Above: Sophia and Chris perform a waste audit at the National Cherry Festival as part of our annual review of their festival waste management practices.
As the old saying goes, you are what you measure. That’s why we help partners monitor carbon drawdown solutions like clean energy, solid waste diversion, and regenerative land management. Become a part of the solution with a gift to SEEDS today!
What We’re Working On
Organic Waste Diversion Feasibility Study:
Did you know that, taken as a whole system, agriculture is the number one contributor to greenhouse gas emissions globally?
Here’s a solution: let’s take the food wastes from this extractive system and transform them into a feedstock for regenerative food systems. Regenerative agricultural systems simultaneously improve soil health, retain water, support biodiversity, and frequently improve food justice! Locally, we can avoid thousands of metric tons of greenhouse gasses annually simply by getting our food scraps into a compost pile. That’s a solution we can all participate in – and support the regenerative revolution every time we do!
Over the last 18 months, we’ve been developing a realistic set of plans to divert at least 25% of our region’s food waste. Next year we’re going to ask for help of all kinds to make it happen!
Facilitating Municipal Carbon Goals:
We’ve been facilitating the City of Traverse City’s Green Team for the last four years putting SEEDS in a central supporting role. The City hit its 2020 target of powering its municipal operations with 100% clean electricity and TC isn’t stopping there!
This year we’ve also been working with the City of Big Rapids on practical strategies their Planning Department can adopt to improve the energy efficiency of their rental-housing.

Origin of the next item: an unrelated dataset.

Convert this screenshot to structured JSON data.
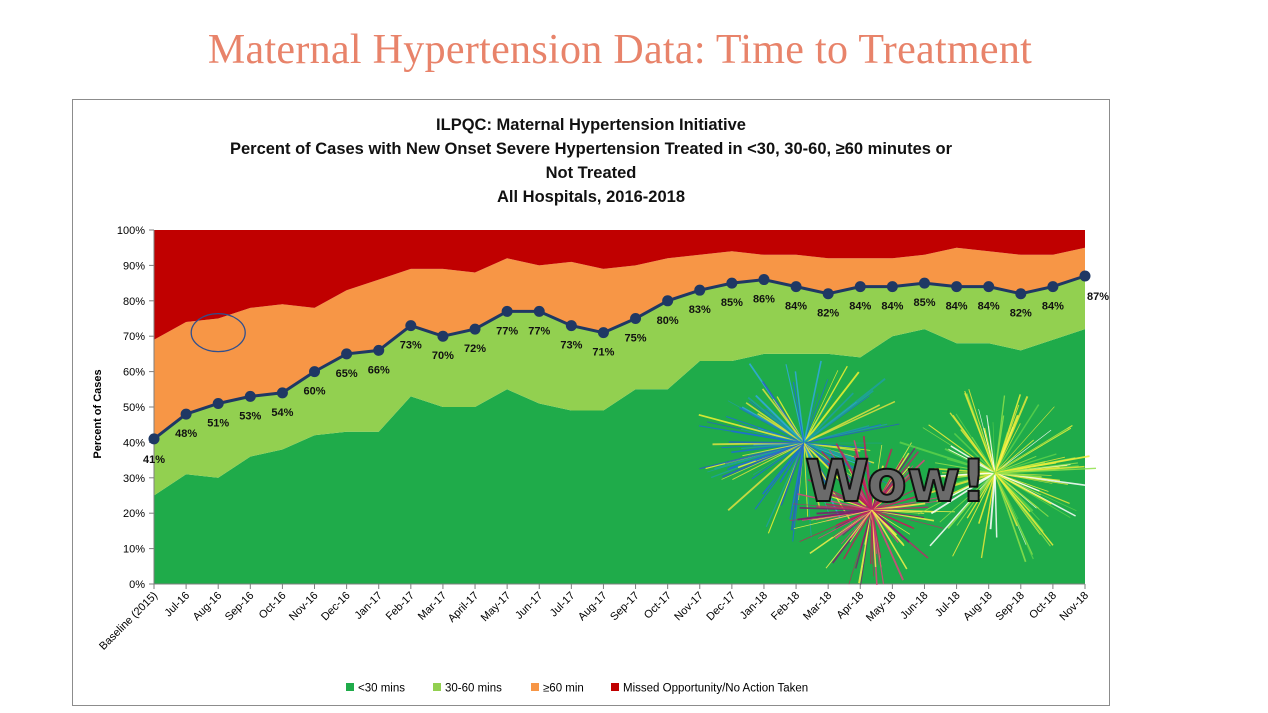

That would positively impact 2/3rds of the housing stock in this college town!
Solar Power in Historic Barns Park:
Major roadway reconstruction this year required moving the location of the solar array as well as the solar-powered path lights that SEEDS had installed several years ago. The panels are reinstalled and once again providing clean electricity to the farmland irrigation systems and to the Cathedral Barn. The path lights are not tied to the electric grid and were installed using ground screws making them a snap to pull up and move, proving that oftentimes the greener solution is the less expensive solution too.
Above: Students visiting from the after school program at Brethren Middle School learn about solar power under the solar panels at Historic Barns Park.